Le son du mot ou le courant de ses propres pensées suggéra à l'oiseau sa vieille sentence: «N'aie pas peur de mourir.» Seulement il s'arrêta au beau milieu, tira un bouchon mélancolique, et finit par un croassement languissant, comme s'il ne se sentait pas le courage d'aller jusqu'au bout de sa phrase, quoiqu'elle ne fût pas bien longue.
«Est-ce qu'ils lui ôteront la vie comme à moi? dit Barnabé. Je le voudrais bien; si lui et moi et vous nous mourions tous ensemble, il ne resterait personne pour en avoir du chagrin et de la peine, Mais ils feront ce qu'ils voudront, je ne les crains pas, mère.
-- Ils ne vous feront pas de mal, dit-elle, d'une voix presque étouffée par ses larmes. Ils ne voudront pas vous faire de mal, quand ils sauront tout. Je suis sûre qu'ils ne vous en feront pas.
-- Oh! n'en soyez pas trop sûre, cria Barnabé, qui montrait un étrange plaisir à croire qu'elle se trompait, mais que lui, il avait trop de sagacité pour tomber dans la même erreur. Ils m'ont désigné, mère, dès le commencement. Je le leur ai entendu dire entre eux quand ils m'ont amené ici la nuit dernière, et je les crois. Ne pleurez pas pour ça, mère. Ils disaient que j'étais hardi, et je leur ferai voir jusqu'au bout qu'ils ne se trompent pas. On peut me croire imbécile, mais cela ne m'empêchera pas de mourir aussi bien qu'un autre... Je n'ai pas fait de mal, n'est-ce pas? ajouta-t-il vivement.
-- Pas devant Dieu, répondit-elle.
-- Eh bien! alors, dit Barnabé, qu'ils me fassent tout ce qu'ils voudront. Vous m'avez dit un jour, vous-même, un jour que je vous demandais ce que c'était que la mort, que c'était quelque chose qui n'était pas à craindre, quand on n'avait pas fait de mal. Ha! ha! mère, je suis sûre que vous pensiez que j'avais oublié cela.»
Elle était navrée de voir ce joyeux éclat de rire et le ton enjoué avec lequel il lui disait ces mots. Elle le serra contre son coeur et le supplia de lui parler tout bas et de se tenir tranquille, parce qu'il commençait à faire nuit, qu'ils n'avaient plus que peu de temps à rester ensemble, et qu'elle allait être obligée de le quitter.
«Vous reviendrez demain? dit Barnabé.
-- Oui, et tous les jours, et nous ne nous séparerons plus.»
Il répliqua avec joie que c'était bien, que c'était tout ce qu'il désirait, et qu'il était sûr d'avance de sa réponse.
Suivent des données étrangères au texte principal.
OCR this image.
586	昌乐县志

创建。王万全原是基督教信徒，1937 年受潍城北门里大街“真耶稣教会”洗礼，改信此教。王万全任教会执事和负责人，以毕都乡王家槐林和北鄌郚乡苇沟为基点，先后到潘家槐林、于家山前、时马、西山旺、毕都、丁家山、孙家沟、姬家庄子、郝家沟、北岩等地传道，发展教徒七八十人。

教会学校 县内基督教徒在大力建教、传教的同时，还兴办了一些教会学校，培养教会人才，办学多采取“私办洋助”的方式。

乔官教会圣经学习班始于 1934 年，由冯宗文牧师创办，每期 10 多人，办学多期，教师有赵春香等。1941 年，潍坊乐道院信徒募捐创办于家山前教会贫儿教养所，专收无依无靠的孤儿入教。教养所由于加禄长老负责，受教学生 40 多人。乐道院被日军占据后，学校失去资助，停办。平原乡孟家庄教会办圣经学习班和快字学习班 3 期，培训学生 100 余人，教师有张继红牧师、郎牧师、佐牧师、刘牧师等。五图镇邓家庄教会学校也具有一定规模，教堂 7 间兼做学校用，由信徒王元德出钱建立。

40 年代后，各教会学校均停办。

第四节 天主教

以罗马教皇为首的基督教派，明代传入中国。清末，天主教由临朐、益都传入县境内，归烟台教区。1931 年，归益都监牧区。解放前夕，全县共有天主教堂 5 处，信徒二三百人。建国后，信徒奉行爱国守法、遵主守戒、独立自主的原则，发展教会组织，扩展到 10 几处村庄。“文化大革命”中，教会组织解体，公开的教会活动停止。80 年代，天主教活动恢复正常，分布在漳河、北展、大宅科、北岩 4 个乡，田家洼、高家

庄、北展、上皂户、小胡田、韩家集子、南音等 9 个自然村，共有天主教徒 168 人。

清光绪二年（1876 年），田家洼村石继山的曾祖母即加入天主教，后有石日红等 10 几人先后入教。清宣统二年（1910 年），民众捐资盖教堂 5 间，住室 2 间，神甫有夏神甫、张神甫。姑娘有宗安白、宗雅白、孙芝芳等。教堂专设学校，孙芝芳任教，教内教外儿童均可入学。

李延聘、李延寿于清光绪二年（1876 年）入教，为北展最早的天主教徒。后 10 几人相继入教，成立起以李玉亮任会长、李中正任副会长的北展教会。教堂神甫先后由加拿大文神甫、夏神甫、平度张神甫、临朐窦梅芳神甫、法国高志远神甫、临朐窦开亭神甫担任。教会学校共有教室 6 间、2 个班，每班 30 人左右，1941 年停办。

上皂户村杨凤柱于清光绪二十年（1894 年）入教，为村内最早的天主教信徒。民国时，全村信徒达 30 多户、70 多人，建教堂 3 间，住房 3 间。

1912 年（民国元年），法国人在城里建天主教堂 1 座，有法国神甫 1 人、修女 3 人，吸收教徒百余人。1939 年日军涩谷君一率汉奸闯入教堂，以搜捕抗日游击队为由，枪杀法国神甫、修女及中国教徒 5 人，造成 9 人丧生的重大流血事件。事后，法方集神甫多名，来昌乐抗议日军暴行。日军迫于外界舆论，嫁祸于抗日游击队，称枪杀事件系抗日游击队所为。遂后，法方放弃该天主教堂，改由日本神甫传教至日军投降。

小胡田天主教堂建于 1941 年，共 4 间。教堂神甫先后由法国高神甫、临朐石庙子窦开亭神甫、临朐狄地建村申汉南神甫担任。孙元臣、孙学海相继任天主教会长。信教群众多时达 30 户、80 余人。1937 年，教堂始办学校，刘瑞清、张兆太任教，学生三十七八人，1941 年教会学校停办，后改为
Puis il lui demanda où elle était restée depuis si longtemps, et pourquoi elle n'était pas venue le voir, pendant qu'il était un grand soldat; et alors il se mit à lui détailler tous les plans qu'il avait formés pour qu'ils pussent devenir riches et vivre dans l'opulence. Cependant il eut quelque soupçon qu'elle avait du chagrin et que c'était lui qui en était en cause; il essaya de la consoler et de la distraire en lui parlant de la vie qu'ils menaient autrefois ensemble, de ses amusements et de la liberté dont il jouissait alors. Il ne se doutait pas que chacune de ses paroles redoublait la douleur de sa mère, et qu'elle répandait des larmes de plus en plus amères à chaque souvenir qu'il ravivait de leur tranquillité perdue.
«Mère, dit Barnabé, quand ils entendirent approcher l'homme qui venait fermer les cellules pour la nuit, tout à l'heure, quand je vous ai parlé de mon père, vous m'avez crié: «Chut!» et vous avez détourné la tête; pourquoi donc? dites-moi pourquoi en deux mots. Vous l'aviez cru mort. Vous n'êtes pas fâchée qu'il vive et qu'il soit revenu nous voir? où est-il? serait-il ici?